Vous grimpez ça comme un écureuil, vous!… Ouf!
BELVAL
Vous aviez hâte de rentrer; vous voyez que nous ne sommes pas en retard: le couvert n'est pas encore mis.
BARDICHON
Il ne faut pas trop la délaisser, cette pauvre Andrée.
BELVAL, souriant
Comment, Bardichon, c'est vous qui me prêchez l'assiduité au foyer conjugal? (Lui donnant une tape affectueuse sur l'épaule). Vous vieillissez, mon cher!
BARDICHON
Mais, oui, je vieillis. Et vous aussi, Belval.
BELVAL, protestant
Ah!
BARDICHON
Un an chaque année, mon ami. Comme tout le monde!… (il s'asseoit) Ca file très vite. Vous verrez quand nous serez comme moi…
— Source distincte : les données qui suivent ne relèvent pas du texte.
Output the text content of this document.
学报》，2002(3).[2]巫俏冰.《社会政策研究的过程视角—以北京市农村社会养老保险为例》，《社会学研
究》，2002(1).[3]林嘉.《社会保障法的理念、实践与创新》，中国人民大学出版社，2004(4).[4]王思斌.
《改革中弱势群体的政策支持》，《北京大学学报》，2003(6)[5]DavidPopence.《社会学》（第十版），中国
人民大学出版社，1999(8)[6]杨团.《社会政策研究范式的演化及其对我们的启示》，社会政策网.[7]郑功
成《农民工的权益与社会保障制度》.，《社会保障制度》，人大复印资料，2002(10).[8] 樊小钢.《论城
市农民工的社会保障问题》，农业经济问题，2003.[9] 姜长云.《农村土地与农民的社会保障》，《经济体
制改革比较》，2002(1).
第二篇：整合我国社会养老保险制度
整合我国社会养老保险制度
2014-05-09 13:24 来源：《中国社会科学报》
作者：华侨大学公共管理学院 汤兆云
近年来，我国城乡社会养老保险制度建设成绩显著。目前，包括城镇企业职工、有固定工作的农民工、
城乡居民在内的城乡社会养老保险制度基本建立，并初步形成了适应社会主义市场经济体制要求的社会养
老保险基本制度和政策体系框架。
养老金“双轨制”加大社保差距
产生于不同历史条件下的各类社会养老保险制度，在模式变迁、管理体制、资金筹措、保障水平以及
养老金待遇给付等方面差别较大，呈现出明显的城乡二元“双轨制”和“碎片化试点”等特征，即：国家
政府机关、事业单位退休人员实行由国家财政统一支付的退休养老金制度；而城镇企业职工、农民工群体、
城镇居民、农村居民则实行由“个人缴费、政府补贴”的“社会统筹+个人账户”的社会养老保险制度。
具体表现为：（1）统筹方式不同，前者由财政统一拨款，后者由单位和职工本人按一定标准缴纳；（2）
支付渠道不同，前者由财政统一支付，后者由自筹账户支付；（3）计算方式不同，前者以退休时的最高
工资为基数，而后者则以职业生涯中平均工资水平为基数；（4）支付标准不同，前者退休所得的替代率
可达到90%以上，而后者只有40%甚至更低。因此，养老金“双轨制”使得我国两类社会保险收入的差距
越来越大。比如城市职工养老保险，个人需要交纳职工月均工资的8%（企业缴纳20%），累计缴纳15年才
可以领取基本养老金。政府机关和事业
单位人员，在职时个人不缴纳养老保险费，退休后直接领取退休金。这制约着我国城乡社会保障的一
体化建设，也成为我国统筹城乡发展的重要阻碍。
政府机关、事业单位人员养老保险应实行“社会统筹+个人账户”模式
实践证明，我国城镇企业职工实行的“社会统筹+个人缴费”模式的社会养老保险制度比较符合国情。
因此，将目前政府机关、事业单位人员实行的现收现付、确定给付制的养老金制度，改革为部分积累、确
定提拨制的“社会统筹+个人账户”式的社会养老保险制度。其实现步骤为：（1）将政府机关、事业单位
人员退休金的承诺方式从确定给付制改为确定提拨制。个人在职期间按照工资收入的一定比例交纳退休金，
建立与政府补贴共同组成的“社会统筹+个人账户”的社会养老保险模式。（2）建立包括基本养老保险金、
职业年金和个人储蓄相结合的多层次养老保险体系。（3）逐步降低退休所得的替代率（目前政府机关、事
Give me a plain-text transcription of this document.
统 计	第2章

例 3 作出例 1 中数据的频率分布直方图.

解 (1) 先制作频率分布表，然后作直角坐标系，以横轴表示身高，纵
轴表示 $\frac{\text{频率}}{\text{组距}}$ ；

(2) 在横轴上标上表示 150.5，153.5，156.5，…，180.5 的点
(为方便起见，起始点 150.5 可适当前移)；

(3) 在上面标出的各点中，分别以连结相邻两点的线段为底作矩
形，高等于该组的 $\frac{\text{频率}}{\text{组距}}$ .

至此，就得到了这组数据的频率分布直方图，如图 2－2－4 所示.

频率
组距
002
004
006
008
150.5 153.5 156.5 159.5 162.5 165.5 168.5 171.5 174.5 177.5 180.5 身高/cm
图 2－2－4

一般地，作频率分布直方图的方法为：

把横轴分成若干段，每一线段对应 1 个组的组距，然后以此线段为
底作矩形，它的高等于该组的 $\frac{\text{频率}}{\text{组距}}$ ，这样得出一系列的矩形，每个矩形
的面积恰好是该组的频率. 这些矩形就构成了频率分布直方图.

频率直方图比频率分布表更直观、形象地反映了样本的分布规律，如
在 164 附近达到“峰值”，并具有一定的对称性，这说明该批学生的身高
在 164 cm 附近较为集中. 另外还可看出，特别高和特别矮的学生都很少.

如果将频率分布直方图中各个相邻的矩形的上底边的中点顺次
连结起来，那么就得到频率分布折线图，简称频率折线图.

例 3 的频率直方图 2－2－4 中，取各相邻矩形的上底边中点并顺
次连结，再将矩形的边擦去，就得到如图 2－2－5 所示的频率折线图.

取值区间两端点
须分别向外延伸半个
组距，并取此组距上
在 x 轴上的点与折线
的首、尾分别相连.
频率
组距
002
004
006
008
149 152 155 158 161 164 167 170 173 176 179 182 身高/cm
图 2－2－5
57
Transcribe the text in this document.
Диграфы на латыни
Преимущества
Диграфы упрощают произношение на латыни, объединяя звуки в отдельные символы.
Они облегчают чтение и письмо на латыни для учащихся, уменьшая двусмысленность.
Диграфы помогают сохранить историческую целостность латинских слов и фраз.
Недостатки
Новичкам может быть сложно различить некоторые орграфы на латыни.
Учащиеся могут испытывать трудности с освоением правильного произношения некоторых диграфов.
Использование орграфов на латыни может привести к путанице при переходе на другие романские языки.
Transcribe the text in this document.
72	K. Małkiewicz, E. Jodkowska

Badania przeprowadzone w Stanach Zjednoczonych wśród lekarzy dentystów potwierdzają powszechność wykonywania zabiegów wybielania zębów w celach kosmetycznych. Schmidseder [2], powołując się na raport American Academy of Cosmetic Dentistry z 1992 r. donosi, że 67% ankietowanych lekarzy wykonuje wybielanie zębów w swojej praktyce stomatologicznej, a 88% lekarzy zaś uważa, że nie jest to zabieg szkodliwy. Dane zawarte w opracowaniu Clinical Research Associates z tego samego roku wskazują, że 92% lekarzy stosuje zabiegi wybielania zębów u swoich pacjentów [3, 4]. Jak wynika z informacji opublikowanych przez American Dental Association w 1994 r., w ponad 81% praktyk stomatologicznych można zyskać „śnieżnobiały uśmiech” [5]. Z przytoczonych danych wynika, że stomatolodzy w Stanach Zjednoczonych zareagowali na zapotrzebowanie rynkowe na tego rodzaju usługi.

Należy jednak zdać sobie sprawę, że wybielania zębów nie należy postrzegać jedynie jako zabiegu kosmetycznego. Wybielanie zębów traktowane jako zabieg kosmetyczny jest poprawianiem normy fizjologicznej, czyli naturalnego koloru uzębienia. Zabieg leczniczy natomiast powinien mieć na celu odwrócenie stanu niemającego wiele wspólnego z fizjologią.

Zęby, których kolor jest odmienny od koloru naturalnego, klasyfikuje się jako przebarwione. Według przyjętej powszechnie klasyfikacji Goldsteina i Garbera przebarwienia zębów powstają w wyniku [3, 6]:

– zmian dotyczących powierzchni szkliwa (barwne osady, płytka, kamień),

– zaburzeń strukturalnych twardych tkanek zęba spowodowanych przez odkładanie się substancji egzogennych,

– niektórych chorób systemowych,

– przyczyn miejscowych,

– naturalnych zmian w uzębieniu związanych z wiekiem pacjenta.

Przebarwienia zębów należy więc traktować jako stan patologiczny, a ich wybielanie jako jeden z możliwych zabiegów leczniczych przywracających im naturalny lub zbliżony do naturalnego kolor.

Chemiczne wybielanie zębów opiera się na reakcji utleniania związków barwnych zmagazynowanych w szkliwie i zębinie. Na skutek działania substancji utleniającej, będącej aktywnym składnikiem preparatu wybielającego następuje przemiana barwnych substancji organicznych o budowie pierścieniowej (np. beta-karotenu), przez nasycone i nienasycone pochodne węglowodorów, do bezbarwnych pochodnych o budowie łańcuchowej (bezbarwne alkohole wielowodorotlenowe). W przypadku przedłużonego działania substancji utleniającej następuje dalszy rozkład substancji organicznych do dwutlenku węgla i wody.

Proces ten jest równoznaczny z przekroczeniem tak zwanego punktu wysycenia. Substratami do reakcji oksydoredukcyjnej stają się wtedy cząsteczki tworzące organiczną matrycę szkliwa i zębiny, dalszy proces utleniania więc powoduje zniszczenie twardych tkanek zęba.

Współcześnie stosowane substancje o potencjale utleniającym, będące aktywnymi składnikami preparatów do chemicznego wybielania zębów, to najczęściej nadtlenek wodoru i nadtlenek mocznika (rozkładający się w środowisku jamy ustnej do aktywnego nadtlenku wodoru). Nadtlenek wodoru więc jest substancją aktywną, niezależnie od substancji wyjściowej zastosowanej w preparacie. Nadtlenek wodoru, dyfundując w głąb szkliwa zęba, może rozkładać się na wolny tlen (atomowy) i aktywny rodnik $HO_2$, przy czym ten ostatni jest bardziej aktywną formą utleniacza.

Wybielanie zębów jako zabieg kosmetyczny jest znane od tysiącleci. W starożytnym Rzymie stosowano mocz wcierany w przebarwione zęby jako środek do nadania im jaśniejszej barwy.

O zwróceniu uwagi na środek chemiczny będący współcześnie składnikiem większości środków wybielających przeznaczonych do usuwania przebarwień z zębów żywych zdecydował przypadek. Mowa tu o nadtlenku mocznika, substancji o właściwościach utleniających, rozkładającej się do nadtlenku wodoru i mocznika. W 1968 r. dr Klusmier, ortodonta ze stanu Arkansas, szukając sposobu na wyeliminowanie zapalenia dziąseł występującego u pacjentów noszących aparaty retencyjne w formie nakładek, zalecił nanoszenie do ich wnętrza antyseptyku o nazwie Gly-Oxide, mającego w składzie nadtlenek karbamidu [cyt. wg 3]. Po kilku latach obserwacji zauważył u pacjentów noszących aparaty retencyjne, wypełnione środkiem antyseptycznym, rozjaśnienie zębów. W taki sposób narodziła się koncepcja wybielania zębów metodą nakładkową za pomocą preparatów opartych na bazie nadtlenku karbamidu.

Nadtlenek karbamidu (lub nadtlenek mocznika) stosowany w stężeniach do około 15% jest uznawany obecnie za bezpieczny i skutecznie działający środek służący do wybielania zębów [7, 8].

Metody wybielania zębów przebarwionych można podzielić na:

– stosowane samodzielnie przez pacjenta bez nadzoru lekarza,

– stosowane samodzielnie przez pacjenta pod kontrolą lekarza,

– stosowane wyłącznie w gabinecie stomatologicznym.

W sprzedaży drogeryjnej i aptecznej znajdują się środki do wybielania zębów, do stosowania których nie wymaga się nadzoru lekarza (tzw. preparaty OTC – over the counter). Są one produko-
BELVAL, allumant une cigarette
Mais, vous n'êtes pas si vieux, voyons.
BARDICHON
La retraite a sonné… l'heure des inutiles regrets aussi… Ah, si j'avais votre âge!
BELVAL
Eh bien! qu'est-ce que vous feriez?
BARDICHON
Ce que vous avez fait: Je fonderais un foyer.
BELVAL, riant
Mais si j'en crois la légende il me semble que vous avez pas mal bâti de foyers.
BARDICHON
Oui, mais je les ai démolis l'un après l'autre.
BELVAL
C'est qu'au moment vous aviez sans doute de bonnes raisons pour le faire.
BARDICHON
Pour faire des bêtises on trouve toujours d'excellentes raisons.